Les résultats provisoires proclamés samedi 17 janvier 2026 par la Commission électorale nationale autonome (CENA) sont sans appel : les six anciens opposants ont retrouvé le chemin du Palais des gouverneurs. Leur ancien parti, Les Démocrates, n’a pas franchi la barre fatidique des 20 % exigés dans les circonscriptions pour prétendre au partage des sièges, se contentant d’un score global de 16,14 % des suffrages exprimés. Ironie de l’histoire : le parti reste hors de l’hémicycle, mais certains de ses anciens cadres y siègeront bel et bien.

Dès lors, une question s’impose, lancinante et politique : quelle place pour ces élus “mouvanciés” venus de l’opposition ?

Pour une partie de l’opinion, leur départ de Les Démocrates fut vécu comme une trahison, voire comme une abdication idéologique. Dans un paysage politique béninois où la fidélité partisane est souvent confondue avec la vertu morale, le changement de camp est encore perçu comme un péché originel, difficilement rachetable par les urnes. Pourtant, les urnes ont parlé. Et elles ont parlé en leur faveur.

Mais être élu ne suffit pas à solder le procès politique. Ces six députés portent désormais une responsabilité particulière : celle d’incarner, au sein même de la mouvance présidentielle, une mémoire critique, une sensibilité plurielle, une dissonance utile. Leur présence ne saurait être réduite à un simple renfort arithmétique pour la majorité parlementaire. Ce serait là un immense gâchis démocratique.
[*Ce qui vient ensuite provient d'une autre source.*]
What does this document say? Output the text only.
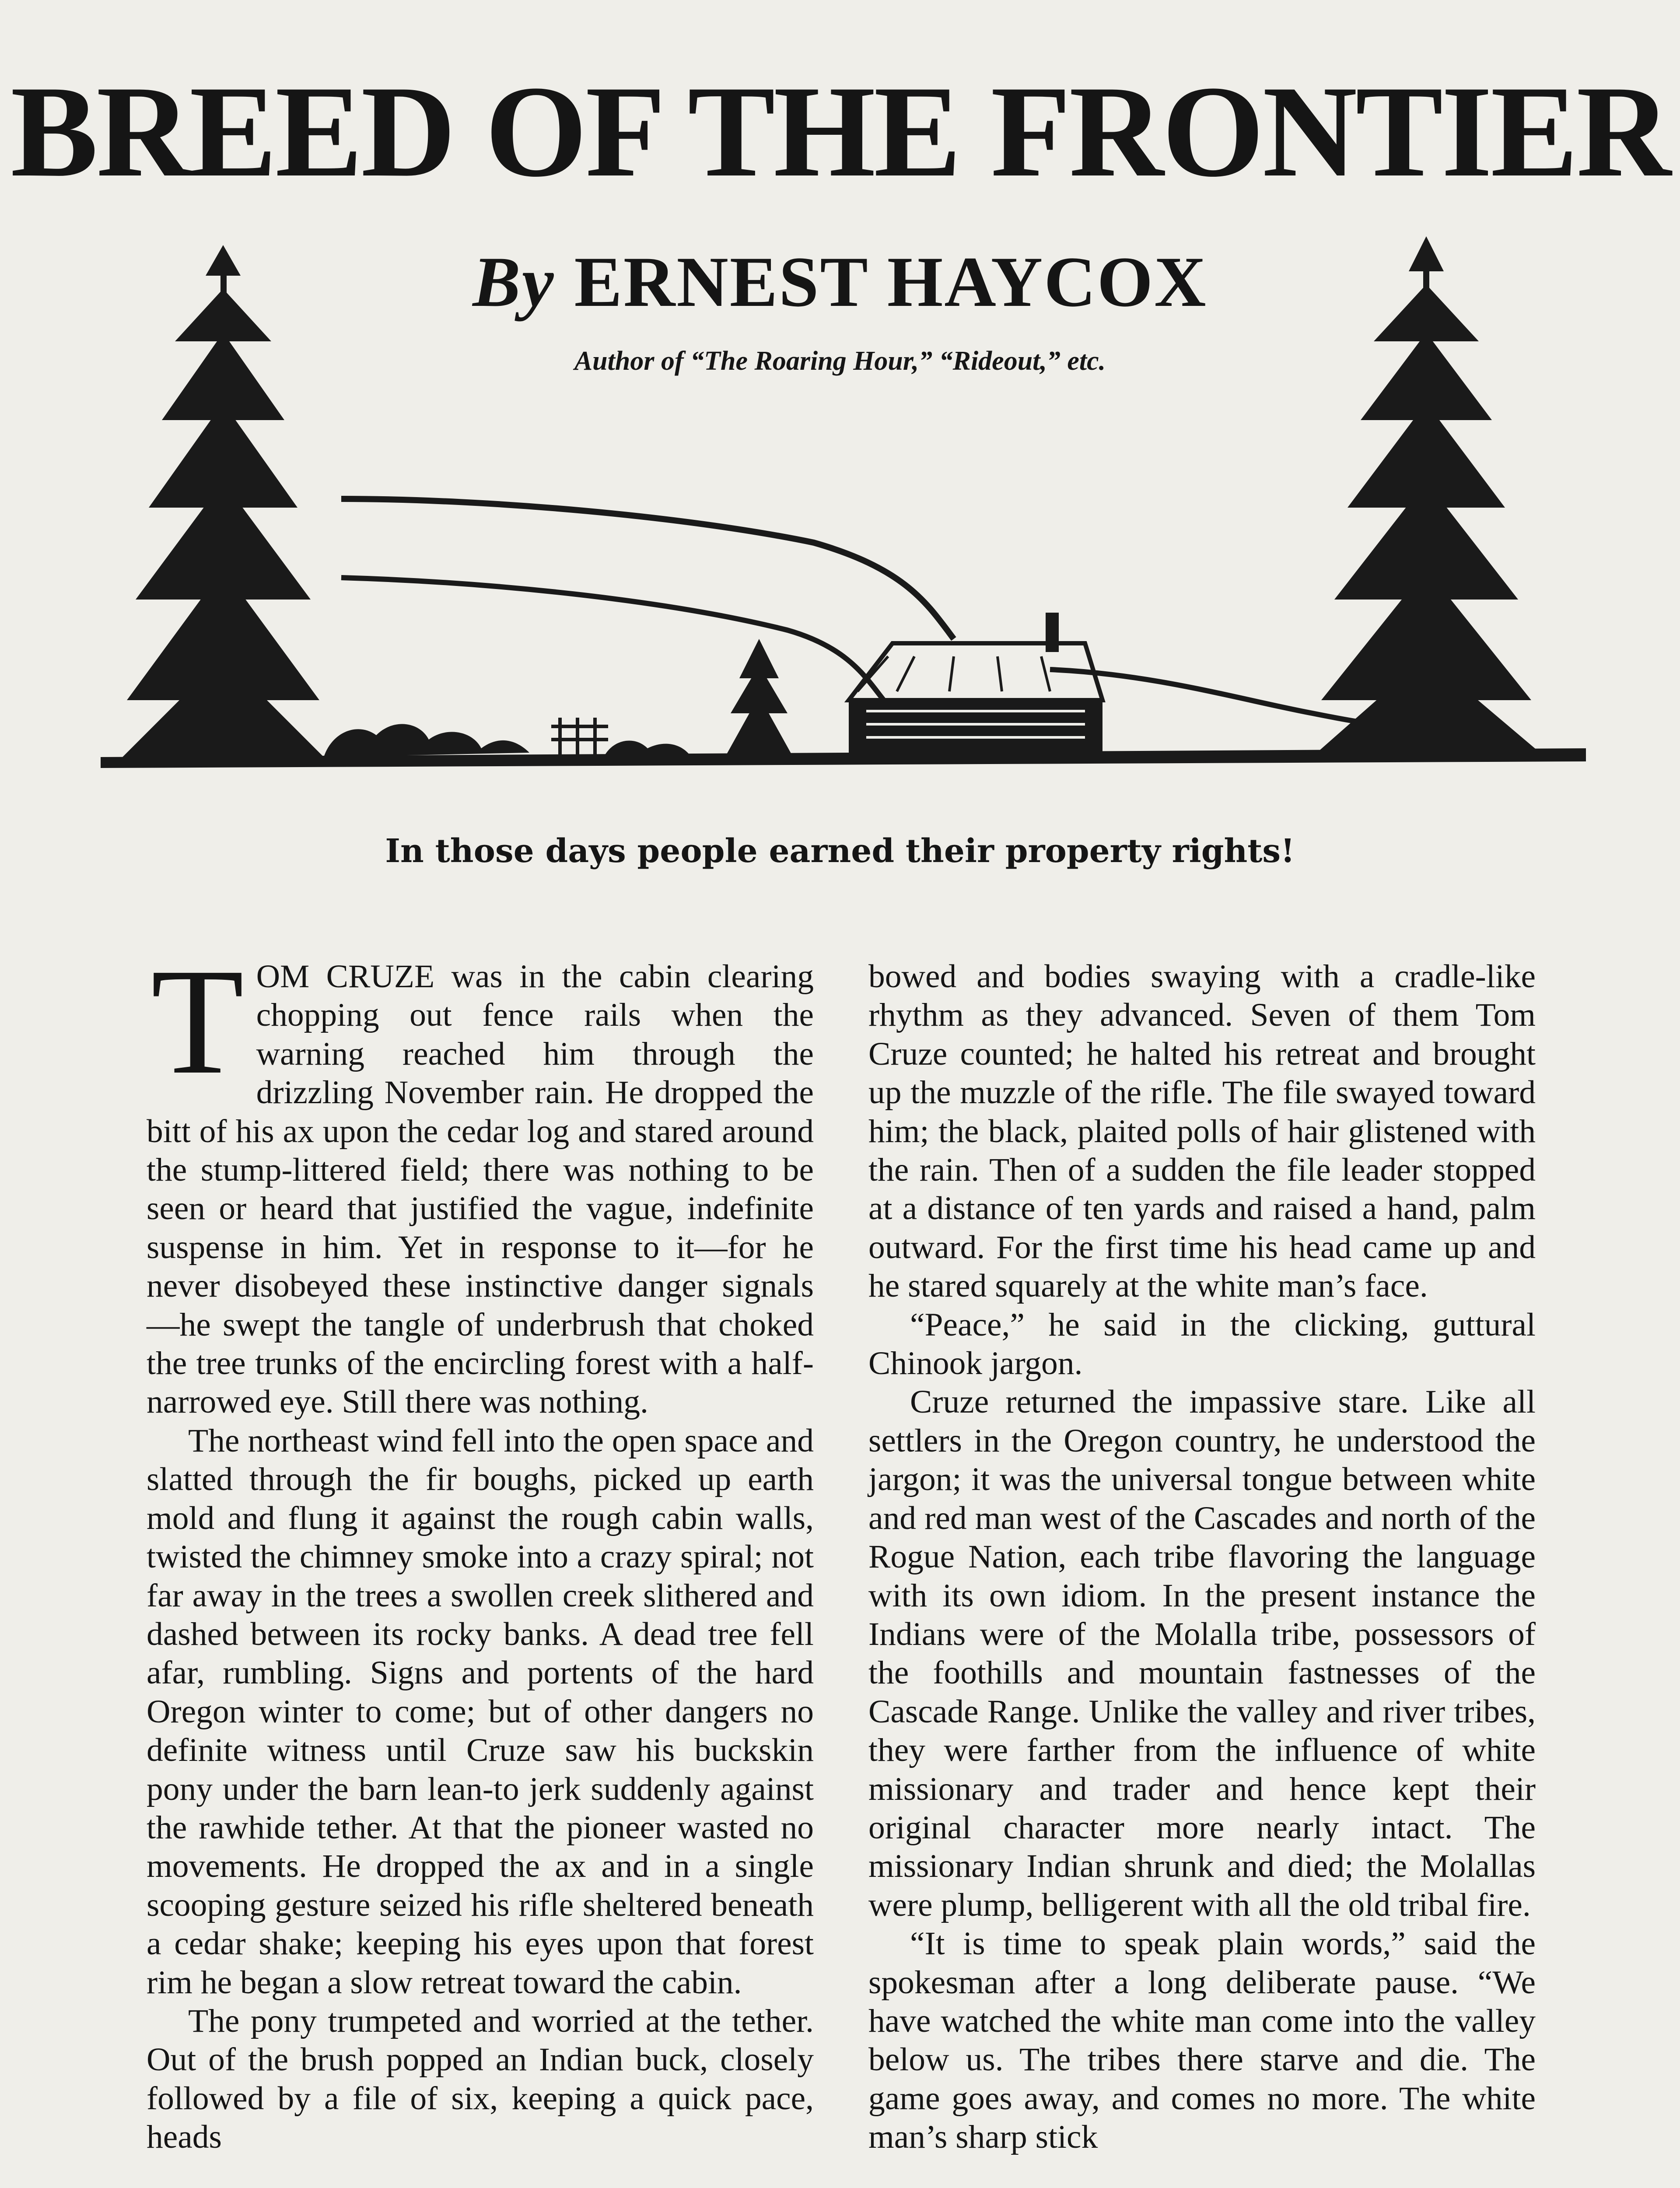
BREED OF THE FRONTIER

By ERNEST HAYCOX

Author of “The Roaring Hour,” “Rideout,” etc.

In those days people earned their property rights!

TOM CRUZE was in the cabin clearing chopping out fence rails when the warning reached him through the drizzling November rain. He dropped the bitt of his ax upon the cedar log and stared around the stump-littered field; there was nothing to be seen or heard that justified the vague, indefinite suspense in him. Yet in response to it—for he never disobeyed these instinctive danger signals—he swept the tangle of underbrush that choked the tree trunks of the encircling forest with a half-narrowed eye. Still there was nothing.

The northeast wind fell into the open space and slatted through the fir boughs, picked up earth mold and flung it against the rough cabin walls, twisted the chimney smoke into a crazy spiral; not far away in the trees a swollen creek slithered and dashed between its rocky banks. A dead tree fell afar, rumbling. Signs and portents of the hard Oregon winter to come; but of other dangers no definite witness until Cruze saw his buckskin pony under the barn lean-to jerk suddenly against the rawhide tether. At that the pioneer wasted no movements. He dropped the ax and in a single scooping gesture seized his rifle sheltered beneath a cedar shake; keeping his eyes upon that forest rim he began a slow retreat toward the cabin.

The pony trumpeted and worried at the tether. Out of the brush popped an Indian buck, closely followed by a file of six, keeping a quick pace, heads

bowed and bodies swaying with a cradle-like rhythm as they advanced. Seven of them Tom Cruze counted; he halted his retreat and brought up the muzzle of the rifle. The file swayed toward him; the black, plaited polls of hair glistened with the rain. Then of a sudden the file leader stopped at a distance of ten yards and raised a hand, palm outward. For the first time his head came up and he stared squarely at the white man’s face.

“Peace,” he said in the clicking, guttural Chinook jargon.

Cruze returned the impassive stare. Like all settlers in the Oregon country, he understood the jargon; it was the universal tongue between white and red man west of the Cascades and north of the Rogue Nation, each tribe flavoring the language with its own idiom. In the present instance the Indians were of the Molalla tribe, possessors of the foothills and mountain fastnesses of the Cascade Range. Unlike the valley and river tribes, they were farther from the influence of white missionary and trader and hence kept their original character more nearly intact. The missionary Indian shrunk and died; the Molallas were plump, belligerent with all the old tribal fire.

“It is time to speak plain words,” said the spokesman after a long deliberate pause. “We have watched the white man come into the valley below us. The tribes there starve and die. The game goes away, and comes no more. The white man’s sharp stick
La question n’est donc pas seulement de savoir s’ils ont gagné, mais ce qu’ils feront de cette victoire. Seront-ils des députés silencieux, fondus dans la discipline majoritaire, ou des élus capables d’introduire, avec intelligence et mesure, une diversité d’opinions au cœur de l’Assemblée nationale ? Leur passé d’opposants peut-il devenir une richesse politique plutôt qu’un stigmate ?

Dans une démocratie adulte, l’hémicycle n’est pas un monastère idéologique. Il est, ou devrait être, un espace de confrontation raisonnée, où les convictions se transforment au contact de la réalité du pouvoir. À ce titre, les ex-LD aujourd’hui sous les couleurs UP-R et BR ont une carte singulière à jouer : celle de la parole transversale, ni hostile par principe, ni docile par confort.

Ils sont attendus sur leur capacité à défendre les intérêts des citoyens au-delà des étiquettes, à enrichir le débat législatif par des contributions nourries de leur expérience passée, et à rappeler, quand il le faut, que la majorité n’est jamais synonyme d’unanimité.

Car au fond, la vraie trahison en politique n’est pas de changer de parti. Elle est de renoncer à penser, à proposer, à questionner.

L’histoire parlementaire jugera ces six députés non sur le lieu d’où ils viennent, mais sur la place qu’ils sauront occuper. Une place qui, si elle est assumée avec courage et intelligence, pourrait bien redonner sens à cette notion souvent galvaudée, la représentation nationale.